Fazit: Tierschutzrechtlich nicht vertretbar
Aufgrund der beschriebenen – sowie nicht erforschten – Nebenwirkungen bei einer dauerhaften Behandlung von Stadttauben bewertet der Bundesverband den Einsatz von Ovistop als tierschutzwidrig und warnt vor schweren Tierleid, dass durch Ovistop erzeugt werden kann. Der Wirkstoff Nicarbazin ist als dauerhaftes Verhütungsmittel für Tauben nicht erforscht. Es wird von lebensbedrohlichen Nebenwirkungen berichtet. Wirkung und Aufnahme des Präparats kann bei freilebenden Tieren nicht kontrolliert und die Tiere nicht behandelt werden. Der Einsatz ist aus Sicht des Verbandes tierschutzrechtlich auch nicht vertretbar, da das Augsburger Modell eine mildere Lösung bietet (6). Bei der Abwehr von Stadttauben müssen im Sinne des Staatsziels Tierschutz (Art. 20 a GG) immer zuerst mildere Mittel angewendet werden.
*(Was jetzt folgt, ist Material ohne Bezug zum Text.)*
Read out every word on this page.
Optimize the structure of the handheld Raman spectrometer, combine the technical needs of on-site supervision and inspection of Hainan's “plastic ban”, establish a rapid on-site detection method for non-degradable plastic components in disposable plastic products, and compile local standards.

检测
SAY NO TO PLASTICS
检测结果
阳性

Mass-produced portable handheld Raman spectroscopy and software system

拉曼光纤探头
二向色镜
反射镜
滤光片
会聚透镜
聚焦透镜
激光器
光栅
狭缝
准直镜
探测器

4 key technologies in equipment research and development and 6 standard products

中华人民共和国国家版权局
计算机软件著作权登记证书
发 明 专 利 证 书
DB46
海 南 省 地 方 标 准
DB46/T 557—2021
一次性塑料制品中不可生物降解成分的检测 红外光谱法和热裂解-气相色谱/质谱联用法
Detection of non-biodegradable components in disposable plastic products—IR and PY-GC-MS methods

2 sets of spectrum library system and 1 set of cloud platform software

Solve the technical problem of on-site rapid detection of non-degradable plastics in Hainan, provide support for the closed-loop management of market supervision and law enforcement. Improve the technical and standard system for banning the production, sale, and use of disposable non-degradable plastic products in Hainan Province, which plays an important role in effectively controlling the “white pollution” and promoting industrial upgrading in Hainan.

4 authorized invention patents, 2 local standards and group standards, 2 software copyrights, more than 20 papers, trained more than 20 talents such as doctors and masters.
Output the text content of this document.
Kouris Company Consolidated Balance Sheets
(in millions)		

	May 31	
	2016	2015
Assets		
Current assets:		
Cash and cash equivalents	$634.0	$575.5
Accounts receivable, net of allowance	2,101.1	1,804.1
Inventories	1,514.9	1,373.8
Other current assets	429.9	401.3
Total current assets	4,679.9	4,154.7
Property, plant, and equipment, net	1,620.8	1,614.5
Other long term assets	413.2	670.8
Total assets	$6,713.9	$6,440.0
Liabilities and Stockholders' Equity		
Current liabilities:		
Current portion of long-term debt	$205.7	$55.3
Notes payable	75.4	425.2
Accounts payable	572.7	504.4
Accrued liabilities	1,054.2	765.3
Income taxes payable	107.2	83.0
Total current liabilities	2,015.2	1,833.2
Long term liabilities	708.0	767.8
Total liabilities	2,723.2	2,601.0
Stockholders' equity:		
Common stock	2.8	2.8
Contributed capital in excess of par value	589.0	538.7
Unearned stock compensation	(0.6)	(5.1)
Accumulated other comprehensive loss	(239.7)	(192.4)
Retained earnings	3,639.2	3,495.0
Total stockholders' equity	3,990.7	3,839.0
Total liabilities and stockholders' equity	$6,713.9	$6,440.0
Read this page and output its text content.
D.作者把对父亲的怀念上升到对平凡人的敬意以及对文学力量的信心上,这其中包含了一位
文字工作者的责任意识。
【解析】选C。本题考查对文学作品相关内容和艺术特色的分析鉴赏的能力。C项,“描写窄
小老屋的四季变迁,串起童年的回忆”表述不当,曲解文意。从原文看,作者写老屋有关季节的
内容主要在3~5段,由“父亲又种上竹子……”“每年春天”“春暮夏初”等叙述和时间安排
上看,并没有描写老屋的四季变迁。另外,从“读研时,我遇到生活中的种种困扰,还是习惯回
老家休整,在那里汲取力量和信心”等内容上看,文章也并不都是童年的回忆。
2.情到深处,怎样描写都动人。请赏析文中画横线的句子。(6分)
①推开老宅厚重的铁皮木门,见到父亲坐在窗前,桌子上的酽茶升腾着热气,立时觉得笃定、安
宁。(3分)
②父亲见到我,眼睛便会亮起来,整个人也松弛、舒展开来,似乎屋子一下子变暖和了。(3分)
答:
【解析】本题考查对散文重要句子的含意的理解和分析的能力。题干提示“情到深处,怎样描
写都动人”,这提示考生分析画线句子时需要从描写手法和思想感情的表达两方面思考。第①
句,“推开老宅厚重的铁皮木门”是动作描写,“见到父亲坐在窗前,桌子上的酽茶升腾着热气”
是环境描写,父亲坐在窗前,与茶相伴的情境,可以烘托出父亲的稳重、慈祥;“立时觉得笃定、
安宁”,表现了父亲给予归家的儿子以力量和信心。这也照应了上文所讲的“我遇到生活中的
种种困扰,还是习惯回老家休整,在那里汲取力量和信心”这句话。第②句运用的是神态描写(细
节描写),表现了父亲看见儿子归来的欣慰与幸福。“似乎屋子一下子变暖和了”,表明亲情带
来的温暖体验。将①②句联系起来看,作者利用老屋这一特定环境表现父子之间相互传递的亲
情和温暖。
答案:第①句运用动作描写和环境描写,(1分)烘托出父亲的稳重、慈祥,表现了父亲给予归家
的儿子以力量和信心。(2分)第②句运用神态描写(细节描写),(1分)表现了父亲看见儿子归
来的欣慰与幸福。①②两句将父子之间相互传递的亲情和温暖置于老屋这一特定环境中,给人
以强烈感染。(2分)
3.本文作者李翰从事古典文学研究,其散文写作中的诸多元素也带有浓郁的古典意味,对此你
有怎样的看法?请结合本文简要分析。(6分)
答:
Hohe Kosten durch Dauerverabreichung
Die beworbene Taubenpille wird als einfache und auch kostengünstige Lösung angepriesen. Das dürfte Kommunen angesichts der schwierigen Standortsuche für Taubenschläge ansprechen. Dem Bundesverband ist jedoch bekannt, dass Kommunen nicht auf Ovistop setzen, da die Dauerverabreichung hohe Kosten verursacht. Hinzu kommt, dass die Wirksamkeit des teuren Präparates zweifelhaft ist.
Tierschutzkonforme Lösung: Augsburger Modell
Mit dem seit fast 30 Jahren bewährten Augsburger Modell, das auf betreute Taubenschläge mit artgerechter Fütterung und Ei-Austausch setzt, gibt es eine etablierte sichere Methode zur langfristigen tierschutzkonformen Kontrolle der Stadttauben. Diese Methode wird in vielen Städten erfolgreich umgesetzt, wie die Umfrage (7) des Bundesverbandes zeigte.